Within the support provided by the Leibniz Programme for Women Professors, Sonja Jähnig will explore freshwater megafauna such as sturgeons, beavers and river dolphins, as well as the impact of megafauna loss on the stability and functioning of freshwater ecosystems. She also investigates society’s perception of these species, and how the insights gained can be used for nature conservation schemes.
The Leibniz Programme for Women Professors is aimed at top women scientists in all disciplines with an outstanding international track record. Besides having a strong international network, Jähnig has a reputation as an excellent scientist within the field of limnology.
Professor Jähnig’s field of research: Aquatic Ecogeography
Together with her research group at IGB, Jähnig has been exploring global change effects on river ecosystems as well as large-scale distribution patterns of biodiversity, i.e. the diversity of species, ecosystems and ecological functions, in freshwaters since 2014.
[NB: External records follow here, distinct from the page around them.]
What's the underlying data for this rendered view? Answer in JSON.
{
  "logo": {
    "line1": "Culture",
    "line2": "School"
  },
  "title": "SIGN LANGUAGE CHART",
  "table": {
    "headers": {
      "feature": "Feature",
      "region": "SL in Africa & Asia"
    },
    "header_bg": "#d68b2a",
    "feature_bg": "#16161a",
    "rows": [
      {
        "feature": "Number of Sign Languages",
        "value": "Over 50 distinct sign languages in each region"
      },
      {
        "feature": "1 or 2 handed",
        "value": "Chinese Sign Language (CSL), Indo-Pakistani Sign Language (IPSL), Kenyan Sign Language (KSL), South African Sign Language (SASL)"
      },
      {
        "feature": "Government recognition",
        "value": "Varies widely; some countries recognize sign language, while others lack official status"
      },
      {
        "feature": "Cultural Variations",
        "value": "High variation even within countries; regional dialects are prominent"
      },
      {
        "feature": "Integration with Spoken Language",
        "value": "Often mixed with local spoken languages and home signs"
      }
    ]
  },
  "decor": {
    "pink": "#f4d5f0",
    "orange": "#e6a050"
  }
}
Sonja Jähnig is – besides many other activities – co-founder of the Alliance for Freshwater Life, a network in which scientists, conservation professionals and policy experts aim to combine their expertise to push the biodiversity crisis on the political and social agenda. In keeping with this goal, the Living Waters research agenda for the biodiversity of inland and coastal waters was drafted under her leadership and presented to the German Federal Ministry of Education and Research in spring 2019. She also joined forces with other European freshwater research institutions to help develop and establish the Freshwater Information Platform. This portal brings together results of freshwater ecosystem research, and offers for example free access to data and maps.
The joint professorship in Aquatic Ecogeography complements, in terms of methodologies and thematic scope, the Biogeography lab led by Professor Tobias Kümmerle, who focuses on terrestrial systems in rural areas as well as on nature conservation issues. Both chairs are established in the Geography Department of the Humboldt-Universität zu Berlin, presenting promising potential for synergies concerning integrated science at landscape scale and future-oriented cooperative research at the intersection of geography and ecology.
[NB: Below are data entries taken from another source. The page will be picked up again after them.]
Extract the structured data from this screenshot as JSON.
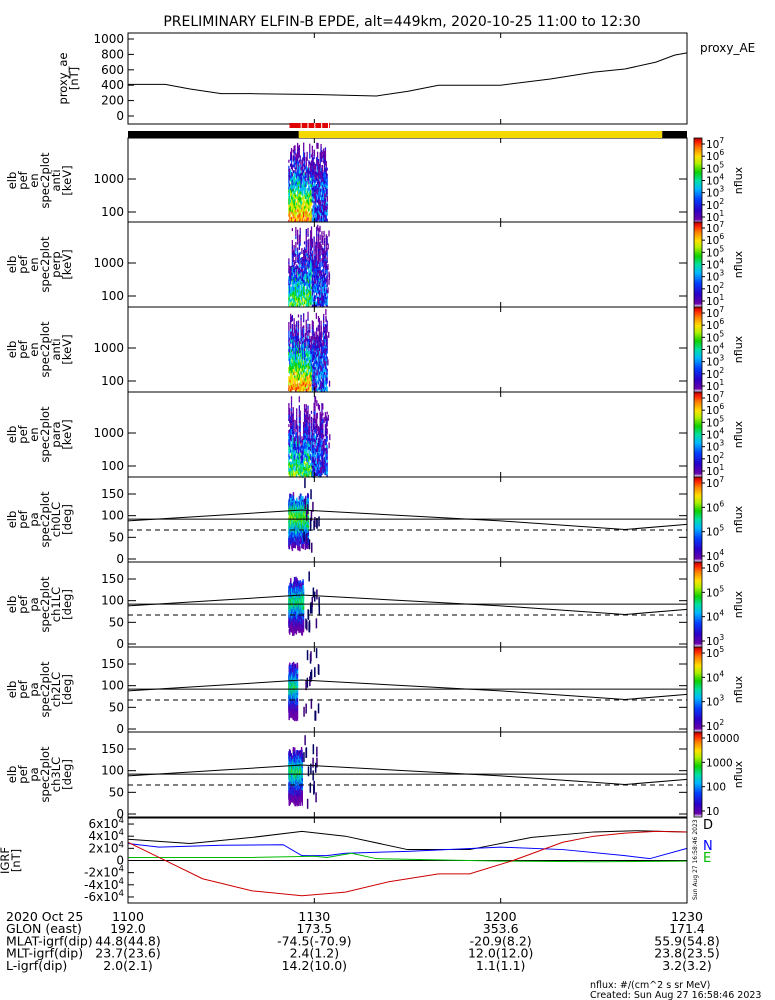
{
  "title": "PRELIMINARY ELFIN-B EPDE, alt=449km, 2020-10-25 11:00 to 12:30",
  "time_range": [
    "2020-10-25 11:00",
    "2020-10-25 12:30"
  ],
  "x_ticks": [
    "1100",
    "1130",
    "1200",
    "1230"
  ],
  "x_tick_minutes": [
    0,
    30,
    60,
    90
  ],
  "status_bars": {
    "black_ranges_min": [
      [
        0,
        27.5
      ],
      [
        86,
        90
      ]
    ],
    "yellow_range_min": [
      27.5,
      86
    ],
    "red_range_min": [
      26,
      32.5
    ],
    "colors": {
      "black": "#000000",
      "yellow": "#f5d800",
      "red": "#e00000"
    }
  },
  "chart_data": [
    {
      "type": "line",
      "panel": "proxy_ae",
      "ylabel_lines": [
        "proxy_ae",
        "[nT]"
      ],
      "legend": "proxy_AE",
      "ylim": [
        0,
        1000
      ],
      "yticks": [
        "0",
        "200",
        "400",
        "600",
        "800",
        "1000"
      ],
      "series": [
        {
          "x_min": [
            0,
            6,
            10,
            15,
            20,
            30,
            40,
            45,
            50,
            60,
            68,
            75,
            80,
            85,
            88,
            90
          ],
          "y": [
            410,
            410,
            350,
            290,
            290,
            280,
            260,
            320,
            400,
            400,
            480,
            570,
            610,
            700,
            790,
            820
          ],
          "color": "#000000"
        }
      ]
    },
    {
      "type": "heatmap",
      "panel": "ant",
      "ylabel_lines": [
        "elb",
        "pef",
        "en",
        "spec2plot",
        "anti",
        "[keV]"
      ],
      "yticks": [
        "100",
        "1000"
      ],
      "colorbar": {
        "label": "nflux",
        "ticks": [
          "10^1",
          "10^2",
          "10^3",
          "10^4",
          "10^5",
          "10^6",
          "10^7"
        ]
      }
    },
    {
      "type": "heatmap",
      "panel": "perp",
      "ylabel_lines": [
        "elb",
        "pef",
        "en",
        "spec2plot",
        "perp",
        "[keV]"
      ],
      "yticks": [
        "100",
        "1000"
      ],
      "colorbar": {
        "label": "nflux",
        "ticks": [
          "10^1",
          "10^2",
          "10^3",
          "10^4",
          "10^5",
          "10^6",
          "10^7"
        ]
      }
    },
    {
      "type": "heatmap",
      "panel": "en_ant2",
      "ylabel_lines": [
        "elb",
        "pef",
        "en",
        "spec2plot",
        "anti",
        "[keV]"
      ],
      "yticks": [
        "100",
        "1000"
      ],
      "colorbar": {
        "label": "nflux",
        "ticks": [
          "10^1",
          "10^2",
          "10^3",
          "10^4",
          "10^5",
          "10^6",
          "10^7"
        ]
      }
    },
    {
      "type": "heatmap",
      "panel": "para",
      "ylabel_lines": [
        "elb",
        "pef",
        "en",
        "spec2plot",
        "para",
        "[keV]"
      ],
      "yticks": [
        "100",
        "1000"
      ],
      "colorbar": {
        "label": "nflux",
        "ticks": [
          "10^1",
          "10^2",
          "10^3",
          "10^4",
          "10^5",
          "10^6",
          "10^7"
        ]
      }
    },
    {
      "type": "heatmap",
      "panel": "ch0LC",
      "ylabel_lines": [
        "elb",
        "pef",
        "pa",
        "spec2plot",
        "ch0LC",
        "[deg]"
      ],
      "ylim": [
        0,
        180
      ],
      "yticks": [
        "0",
        "50",
        "100",
        "150"
      ],
      "colorbar": {
        "label": "nflux",
        "ticks": [
          "10^4",
          "10^5",
          "10^6",
          "10^7"
        ]
      },
      "line_solid_deg": [
        [
          0,
          88
        ],
        [
          28,
          113
        ],
        [
          60,
          88
        ],
        [
          80,
          68
        ],
        [
          90,
          80
        ]
      ],
      "line_dashed_deg": [
        [
          0,
          67
        ],
        [
          90,
          67
        ]
      ],
      "line_flat_deg": 92
    },
    {
      "type": "heatmap",
      "panel": "ch1LC",
      "ylabel_lines": [
        "elb",
        "pef",
        "pa",
        "spec2plot",
        "ch1LC",
        "[deg]"
      ],
      "ylim": [
        0,
        180
      ],
      "yticks": [
        "0",
        "50",
        "100",
        "150"
      ],
      "colorbar": {
        "label": "nflux",
        "ticks": [
          "10^3",
          "10^4",
          "10^5",
          "10^6"
        ]
      },
      "line_solid_deg": [
        [
          0,
          88
        ],
        [
          28,
          113
        ],
        [
          60,
          88
        ],
        [
          80,
          68
        ],
        [
          90,
          80
        ]
      ],
      "line_dashed_deg": [
        [
          0,
          67
        ],
        [
          90,
          67
        ]
      ],
      "line_flat_deg": 92
    },
    {
      "type": "heatmap",
      "panel": "ch2LC",
      "ylabel_lines": [
        "elb",
        "pef",
        "pa",
        "spec2plot",
        "ch2LC",
        "[deg]"
      ],
      "ylim": [
        0,
        180
      ],
      "yticks": [
        "0",
        "50",
        "100",
        "150"
      ],
      "colorbar": {
        "label": "nflux",
        "ticks": [
          "10^2",
          "10^3",
          "10^4",
          "10^5"
        ]
      },
      "line_solid_deg": [
        [
          0,
          88
        ],
        [
          28,
          113
        ],
        [
          60,
          88
        ],
        [
          80,
          68
        ],
        [
          90,
          80
        ]
      ],
      "line_dashed_deg": [
        [
          0,
          67
        ],
        [
          90,
          67
        ]
      ],
      "line_flat_deg": 92
    },
    {
      "type": "heatmap",
      "panel": "ch3LC",
      "ylabel_lines": [
        "elb",
        "pef",
        "pa",
        "spec2plot",
        "ch3LC",
        "[deg]"
      ],
      "ylim": [
        0,
        180
      ],
      "yticks": [
        "0",
        "50",
        "100",
        "150"
      ],
      "colorbar": {
        "label": "nflux",
        "ticks": [
          "10",
          "100",
          "1000",
          "10000"
        ]
      },
      "line_solid_deg": [
        [
          0,
          88
        ],
        [
          28,
          113
        ],
        [
          60,
          88
        ],
        [
          80,
          68
        ],
        [
          90,
          80
        ]
      ],
      "line_dashed_deg": [
        [
          0,
          67
        ],
        [
          90,
          67
        ]
      ],
      "line_flat_deg": 92
    },
    {
      "type": "line",
      "panel": "igrf",
      "ylabel_lines": [
        "IGRF",
        "[nT]"
      ],
      "ylim": [
        -65000,
        65000
      ],
      "yticks": [
        "-6x10^4",
        "-4x10^4",
        "-2x10^4",
        "0",
        "2x10^4",
        "4x10^4",
        "6x10^4"
      ],
      "ytick_values": [
        -60000,
        -40000,
        -20000,
        0,
        20000,
        40000,
        60000
      ],
      "series": [
        {
          "name": "D",
          "color": "#000000",
          "x_min": [
            0,
            10,
            20,
            28,
            35,
            45,
            55,
            65,
            75,
            82,
            90
          ],
          "y": [
            35000,
            28000,
            38000,
            48000,
            40000,
            18000,
            18000,
            38000,
            47000,
            49000,
            47000
          ]
        },
        {
          "name": "N",
          "color": "#0000ff",
          "x_min": [
            0,
            5,
            15,
            25,
            28,
            32,
            35,
            45,
            60,
            70,
            80,
            84,
            90
          ],
          "y": [
            28000,
            22000,
            25000,
            26000,
            8000,
            8000,
            12000,
            15000,
            22000,
            18000,
            8000,
            3000,
            20000
          ]
        },
        {
          "name": "E",
          "color": "#00bb00",
          "x_min": [
            0,
            20,
            30,
            32,
            36,
            40,
            60,
            75,
            90
          ],
          "y": [
            5000,
            5000,
            7000,
            5000,
            12000,
            3000,
            -1000,
            -2000,
            -1000
          ]
        },
        {
          "name": "",
          "color": "#cc0000",
          "x_min": [
            0,
            5,
            12,
            20,
            28,
            35,
            42,
            50,
            55,
            62,
            70,
            75,
            80,
            85,
            90
          ],
          "y": [
            30000,
            5000,
            -30000,
            -50000,
            -58000,
            -52000,
            -35000,
            -22000,
            -22000,
            0,
            30000,
            40000,
            45000,
            48000,
            47000
          ]
        }
      ]
    }
  ],
  "ephemeris": {
    "rows": [
      {
        "label": "2020 Oct 25",
        "values": [
          "1100",
          "1130",
          "1200",
          "1230"
        ]
      },
      {
        "label": "GLON (east)",
        "values": [
          "192.0",
          "173.5",
          "353.6",
          "171.4"
        ]
      },
      {
        "label": "MLAT-igrf(dip)",
        "values": [
          "44.8(44.8)",
          "-74.5(-70.9)",
          "-20.9(8.2)",
          "55.9(54.8)"
        ]
      },
      {
        "label": "MLT-igrf(dip)",
        "values": [
          "23.7(23.6)",
          "2.4(1.2)",
          "12.0(12.0)",
          "23.8(23.5)"
        ]
      },
      {
        "label": "L-igrf(dip)",
        "values": [
          "2.0(2.1)",
          "14.2(10.0)",
          "1.1(1.1)",
          "3.2(3.2)"
        ]
      }
    ]
  },
  "footer": {
    "units": "nflux: #/(cm^2 s sr MeV)",
    "created": "Created: Sun Aug 27 16:58:46 2023",
    "side_stamp": "Sun Aug 27 16:58:46 2023"
  },
  "colorbar_colors": [
    "#ffffff",
    "#6a00a8",
    "#2a00c8",
    "#0040ff",
    "#00b8ff",
    "#00e0a0",
    "#10d000",
    "#b0f000",
    "#ffe000",
    "#ff8000",
    "#ff2000",
    "#b00000"
  ]
}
Sonja Jähnig about her professorship
“Freshwaters are home to unique biodiversity – and yet they are among the most threatened ecosystems worldwide. Unlike in terrestrial and marine ecosystems, however, biodiversity loss in freshwaters is rarely the focus of public attention and action. I would like to change that. With funding for the next five years, I will continue exploring our largest freshwater inhabitants: freshwater megafauna. The sheer size of these species means they require large habitats. In addition, many of them connect habitats in water and on land, e.g. through food intake and excretion, or large-distance movement across different ecosystems over the course of their life cycles, e.g. to reproduce. Unfortunately, the majority of these fascinating species are greatly threatened by human impacts – but they do not seem to be easily replaceable, considering their size and ecological roles alone. I therefore wish to explore what happens to the stability of ecosystems or the functions provided, when these mega species disappear from ecosystems. I am also keen to investigate how we humans perceive freshwater megafauna, and how these insights can be used for conservation schemes. One example would be establishing flagship species or umbrella species – freshwater pandas, as a colleague once said – whose protection would simultaneously ensure the protection of numerous other species,” states Jähnig, describing the motivation behind her activities.
Congratulations, Professor Jähnig – we are most delighted to have you on board!